Good news and bad news on local government

The Government introduced a new Local Government Act 2002 Amendment Bill (No 2) today which makes various tweaks to the rules around local government mergers. The good news: all such merges will once again have to be approved by a referendum in the affected area. The referendum will still be decided by a simple majority, rather than having to have majority support in every affected area (so big councils can outvote and eat small ones if they have the support of their voters to do so), but its far better than the current situation, where a poll doesn't need to be held at all.

The bad news: the bill will allow for

the same local authority to act as a unitary authority (as both territorial authority and regional council) in one district and as regional council only in another district that has its own territorial authority

...and whose voters have no say in the composition of the new supercouncil. So its a way to remove decisions about air and water quality and make them the preserve of trusted voters, while cutting evrybody else out.

I'm wondering if this is National's endgame for ECan: Christchurch voters keep wanting clean water, so make Ashburton (or other dipshit rural) council the "regional" council and deprive those troublesome urban voters of any say over the issue. But because its a general provision, Christchurch voters could submit their own reorganisation proposal and get in first, then outvote the rest of the region to control all the water themselves! Either alternative would obviously be deeply undemocratic, but its what National is setting us up for.

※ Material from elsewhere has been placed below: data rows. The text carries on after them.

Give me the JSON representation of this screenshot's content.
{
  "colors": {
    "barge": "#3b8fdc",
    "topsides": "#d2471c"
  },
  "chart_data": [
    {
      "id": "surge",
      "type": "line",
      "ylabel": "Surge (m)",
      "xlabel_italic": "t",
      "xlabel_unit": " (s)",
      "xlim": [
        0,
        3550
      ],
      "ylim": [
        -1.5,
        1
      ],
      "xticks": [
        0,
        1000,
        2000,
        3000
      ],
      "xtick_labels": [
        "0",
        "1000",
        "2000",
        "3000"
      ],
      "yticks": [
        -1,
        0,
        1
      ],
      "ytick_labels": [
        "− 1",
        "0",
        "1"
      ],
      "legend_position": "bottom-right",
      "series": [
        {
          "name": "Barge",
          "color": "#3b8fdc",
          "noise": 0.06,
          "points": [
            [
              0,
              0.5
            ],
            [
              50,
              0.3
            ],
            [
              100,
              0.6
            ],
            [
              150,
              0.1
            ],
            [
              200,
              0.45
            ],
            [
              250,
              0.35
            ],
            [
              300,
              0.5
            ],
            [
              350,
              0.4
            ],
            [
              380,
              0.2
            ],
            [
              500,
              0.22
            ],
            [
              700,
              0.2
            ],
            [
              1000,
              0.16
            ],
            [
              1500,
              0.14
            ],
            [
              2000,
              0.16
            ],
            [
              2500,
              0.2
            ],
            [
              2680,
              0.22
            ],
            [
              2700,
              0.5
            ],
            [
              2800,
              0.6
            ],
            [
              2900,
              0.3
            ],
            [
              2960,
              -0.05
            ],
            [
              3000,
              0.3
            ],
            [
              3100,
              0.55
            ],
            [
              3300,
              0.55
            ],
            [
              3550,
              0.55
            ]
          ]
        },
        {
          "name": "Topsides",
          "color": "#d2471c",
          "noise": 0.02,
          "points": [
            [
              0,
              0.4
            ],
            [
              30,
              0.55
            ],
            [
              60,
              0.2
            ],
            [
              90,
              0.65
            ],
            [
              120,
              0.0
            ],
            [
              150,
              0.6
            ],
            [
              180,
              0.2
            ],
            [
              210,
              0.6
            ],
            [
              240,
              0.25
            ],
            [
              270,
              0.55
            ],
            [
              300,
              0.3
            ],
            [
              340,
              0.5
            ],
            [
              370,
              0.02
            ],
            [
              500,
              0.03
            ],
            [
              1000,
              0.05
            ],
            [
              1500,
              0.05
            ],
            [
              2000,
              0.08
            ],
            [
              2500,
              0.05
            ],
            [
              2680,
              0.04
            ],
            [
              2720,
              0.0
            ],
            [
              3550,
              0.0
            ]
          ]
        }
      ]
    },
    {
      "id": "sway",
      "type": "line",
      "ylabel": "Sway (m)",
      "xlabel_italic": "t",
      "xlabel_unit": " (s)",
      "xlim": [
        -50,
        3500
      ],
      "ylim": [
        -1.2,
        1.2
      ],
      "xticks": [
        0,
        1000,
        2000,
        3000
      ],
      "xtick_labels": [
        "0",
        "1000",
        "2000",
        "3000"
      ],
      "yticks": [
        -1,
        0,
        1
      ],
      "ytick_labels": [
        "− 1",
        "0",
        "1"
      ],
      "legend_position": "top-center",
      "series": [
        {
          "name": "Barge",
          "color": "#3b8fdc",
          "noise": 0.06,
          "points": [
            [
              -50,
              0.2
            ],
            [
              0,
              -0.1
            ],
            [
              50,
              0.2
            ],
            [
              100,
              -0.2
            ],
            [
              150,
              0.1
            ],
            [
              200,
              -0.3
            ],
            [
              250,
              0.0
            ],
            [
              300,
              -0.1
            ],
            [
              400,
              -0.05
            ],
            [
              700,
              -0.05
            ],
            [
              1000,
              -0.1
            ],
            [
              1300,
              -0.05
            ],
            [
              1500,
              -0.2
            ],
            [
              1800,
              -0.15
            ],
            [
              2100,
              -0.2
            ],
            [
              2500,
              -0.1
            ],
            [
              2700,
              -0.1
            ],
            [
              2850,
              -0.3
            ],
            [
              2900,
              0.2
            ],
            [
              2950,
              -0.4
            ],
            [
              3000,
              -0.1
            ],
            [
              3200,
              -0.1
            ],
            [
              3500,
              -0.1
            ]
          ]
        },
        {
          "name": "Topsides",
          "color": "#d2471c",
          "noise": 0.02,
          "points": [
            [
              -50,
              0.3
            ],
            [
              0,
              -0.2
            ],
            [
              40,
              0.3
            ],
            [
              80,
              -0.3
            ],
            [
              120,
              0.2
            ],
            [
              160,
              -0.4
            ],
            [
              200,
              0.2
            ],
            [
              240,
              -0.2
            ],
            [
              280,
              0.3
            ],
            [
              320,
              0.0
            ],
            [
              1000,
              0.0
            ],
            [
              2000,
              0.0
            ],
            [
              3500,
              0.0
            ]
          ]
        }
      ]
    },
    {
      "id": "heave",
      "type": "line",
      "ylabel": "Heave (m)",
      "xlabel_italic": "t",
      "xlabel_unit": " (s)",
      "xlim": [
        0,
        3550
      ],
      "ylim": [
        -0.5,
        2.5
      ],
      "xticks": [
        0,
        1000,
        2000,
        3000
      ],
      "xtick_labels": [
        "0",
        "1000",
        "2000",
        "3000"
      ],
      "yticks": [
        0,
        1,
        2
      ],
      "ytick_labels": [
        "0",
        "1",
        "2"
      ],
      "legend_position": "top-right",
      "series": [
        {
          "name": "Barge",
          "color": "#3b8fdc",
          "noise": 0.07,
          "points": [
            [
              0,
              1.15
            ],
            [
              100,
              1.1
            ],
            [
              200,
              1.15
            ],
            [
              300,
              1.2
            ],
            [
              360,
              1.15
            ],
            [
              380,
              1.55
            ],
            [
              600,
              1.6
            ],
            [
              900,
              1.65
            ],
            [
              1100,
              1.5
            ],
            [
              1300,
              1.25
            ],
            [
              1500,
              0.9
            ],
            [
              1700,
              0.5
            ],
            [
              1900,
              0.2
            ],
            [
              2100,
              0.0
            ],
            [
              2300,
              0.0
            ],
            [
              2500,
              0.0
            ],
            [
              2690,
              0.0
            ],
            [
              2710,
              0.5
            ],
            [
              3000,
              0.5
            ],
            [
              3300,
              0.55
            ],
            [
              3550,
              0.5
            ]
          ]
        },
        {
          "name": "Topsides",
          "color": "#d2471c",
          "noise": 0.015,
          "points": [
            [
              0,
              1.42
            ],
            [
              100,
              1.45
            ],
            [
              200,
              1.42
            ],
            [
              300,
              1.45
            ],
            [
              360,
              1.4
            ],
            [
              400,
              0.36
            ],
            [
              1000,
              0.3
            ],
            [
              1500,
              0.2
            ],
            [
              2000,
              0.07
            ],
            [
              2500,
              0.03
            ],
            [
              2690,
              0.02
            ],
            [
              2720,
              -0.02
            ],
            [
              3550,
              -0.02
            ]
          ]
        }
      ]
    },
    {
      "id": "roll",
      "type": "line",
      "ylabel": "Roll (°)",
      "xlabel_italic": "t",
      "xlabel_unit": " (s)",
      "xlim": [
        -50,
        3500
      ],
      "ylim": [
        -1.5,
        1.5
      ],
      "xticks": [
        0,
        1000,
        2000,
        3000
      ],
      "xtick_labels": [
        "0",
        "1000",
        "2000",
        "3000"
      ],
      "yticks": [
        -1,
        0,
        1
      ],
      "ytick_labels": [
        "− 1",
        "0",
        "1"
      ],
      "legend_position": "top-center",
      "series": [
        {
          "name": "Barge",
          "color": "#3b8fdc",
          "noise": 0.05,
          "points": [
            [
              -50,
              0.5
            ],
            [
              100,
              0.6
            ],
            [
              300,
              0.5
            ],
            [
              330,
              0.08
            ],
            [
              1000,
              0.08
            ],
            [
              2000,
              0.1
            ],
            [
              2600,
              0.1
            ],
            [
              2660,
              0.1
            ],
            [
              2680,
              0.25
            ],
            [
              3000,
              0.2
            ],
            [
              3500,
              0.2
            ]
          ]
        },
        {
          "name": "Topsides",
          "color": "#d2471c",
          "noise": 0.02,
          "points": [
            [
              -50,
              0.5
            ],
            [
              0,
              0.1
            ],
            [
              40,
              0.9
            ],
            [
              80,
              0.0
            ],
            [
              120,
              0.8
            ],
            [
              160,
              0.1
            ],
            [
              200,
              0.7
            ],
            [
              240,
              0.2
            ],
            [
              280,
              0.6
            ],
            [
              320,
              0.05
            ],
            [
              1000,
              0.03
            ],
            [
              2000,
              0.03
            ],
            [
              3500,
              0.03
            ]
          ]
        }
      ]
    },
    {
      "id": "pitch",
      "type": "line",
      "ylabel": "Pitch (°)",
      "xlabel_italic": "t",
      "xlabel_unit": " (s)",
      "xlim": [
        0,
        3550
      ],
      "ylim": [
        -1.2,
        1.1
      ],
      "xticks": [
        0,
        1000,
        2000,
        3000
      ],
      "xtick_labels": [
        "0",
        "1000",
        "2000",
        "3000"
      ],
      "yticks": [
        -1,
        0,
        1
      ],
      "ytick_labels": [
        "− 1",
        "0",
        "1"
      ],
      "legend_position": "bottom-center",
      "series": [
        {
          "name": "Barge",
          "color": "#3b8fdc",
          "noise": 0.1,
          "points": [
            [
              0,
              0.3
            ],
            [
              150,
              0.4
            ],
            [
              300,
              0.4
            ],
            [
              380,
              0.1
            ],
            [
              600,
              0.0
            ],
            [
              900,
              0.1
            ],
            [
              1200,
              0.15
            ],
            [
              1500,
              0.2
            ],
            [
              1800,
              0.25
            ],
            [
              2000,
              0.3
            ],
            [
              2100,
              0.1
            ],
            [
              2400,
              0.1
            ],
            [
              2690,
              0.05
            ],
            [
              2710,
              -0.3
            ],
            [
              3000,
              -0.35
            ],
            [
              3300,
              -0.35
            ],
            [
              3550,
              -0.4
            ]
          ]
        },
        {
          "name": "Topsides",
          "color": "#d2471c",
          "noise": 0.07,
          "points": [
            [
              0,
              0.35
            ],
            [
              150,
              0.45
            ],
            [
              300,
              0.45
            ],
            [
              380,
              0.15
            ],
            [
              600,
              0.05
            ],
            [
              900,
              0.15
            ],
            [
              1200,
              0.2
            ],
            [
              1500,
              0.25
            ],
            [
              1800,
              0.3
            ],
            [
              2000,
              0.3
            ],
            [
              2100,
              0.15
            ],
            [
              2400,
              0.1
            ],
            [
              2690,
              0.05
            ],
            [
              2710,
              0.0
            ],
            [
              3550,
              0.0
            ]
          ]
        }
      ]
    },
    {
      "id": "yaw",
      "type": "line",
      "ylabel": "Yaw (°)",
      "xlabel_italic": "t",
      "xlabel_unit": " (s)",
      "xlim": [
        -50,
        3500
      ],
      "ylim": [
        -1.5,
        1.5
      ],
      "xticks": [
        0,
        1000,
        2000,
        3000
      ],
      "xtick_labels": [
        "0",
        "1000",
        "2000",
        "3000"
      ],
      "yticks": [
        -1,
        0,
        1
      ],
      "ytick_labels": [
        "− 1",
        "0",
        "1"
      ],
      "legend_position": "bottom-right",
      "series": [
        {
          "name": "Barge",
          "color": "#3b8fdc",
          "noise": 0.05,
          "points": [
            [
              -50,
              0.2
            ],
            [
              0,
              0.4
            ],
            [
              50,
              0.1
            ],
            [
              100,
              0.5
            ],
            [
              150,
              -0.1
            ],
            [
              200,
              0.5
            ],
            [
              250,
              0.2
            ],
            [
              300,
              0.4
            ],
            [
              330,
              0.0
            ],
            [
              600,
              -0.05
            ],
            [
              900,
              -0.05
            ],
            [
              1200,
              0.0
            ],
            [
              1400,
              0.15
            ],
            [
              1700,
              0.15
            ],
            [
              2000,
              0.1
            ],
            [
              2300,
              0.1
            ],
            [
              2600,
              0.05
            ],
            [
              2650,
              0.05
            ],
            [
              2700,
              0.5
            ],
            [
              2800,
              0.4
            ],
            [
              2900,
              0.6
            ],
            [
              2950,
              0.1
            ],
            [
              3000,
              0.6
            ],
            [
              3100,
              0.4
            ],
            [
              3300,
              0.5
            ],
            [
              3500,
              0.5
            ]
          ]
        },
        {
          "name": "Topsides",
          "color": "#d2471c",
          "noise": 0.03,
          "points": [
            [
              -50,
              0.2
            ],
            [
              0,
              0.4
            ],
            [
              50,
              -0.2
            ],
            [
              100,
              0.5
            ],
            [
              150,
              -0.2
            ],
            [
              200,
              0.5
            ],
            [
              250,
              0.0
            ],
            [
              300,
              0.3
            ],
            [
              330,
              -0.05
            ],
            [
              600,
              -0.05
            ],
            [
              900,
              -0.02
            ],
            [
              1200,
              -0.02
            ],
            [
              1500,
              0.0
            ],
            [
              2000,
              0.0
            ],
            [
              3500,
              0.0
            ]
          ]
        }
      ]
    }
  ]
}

The other bad news: National will be able to strap the chicken on reorganisations by being able to "specify expectations" to the Local Government Commission. Not on any particular proposal, of course - that would be too overt - but they could e.g. specify that it should approve all mergers, or refuse to allow urban areas control of water. The Local Government Commission also ultimately decides local body representation schemes, including electoral boundaries and the system used. So National could also require the Commission to push for at-large election and oppose shifts to STV, for example, or to grant greater electoral weight to rural areas, or to cap council sizes to reduce representation.

Overall, this bill is another attack on local body democracy, and the core of it needs to be opposed.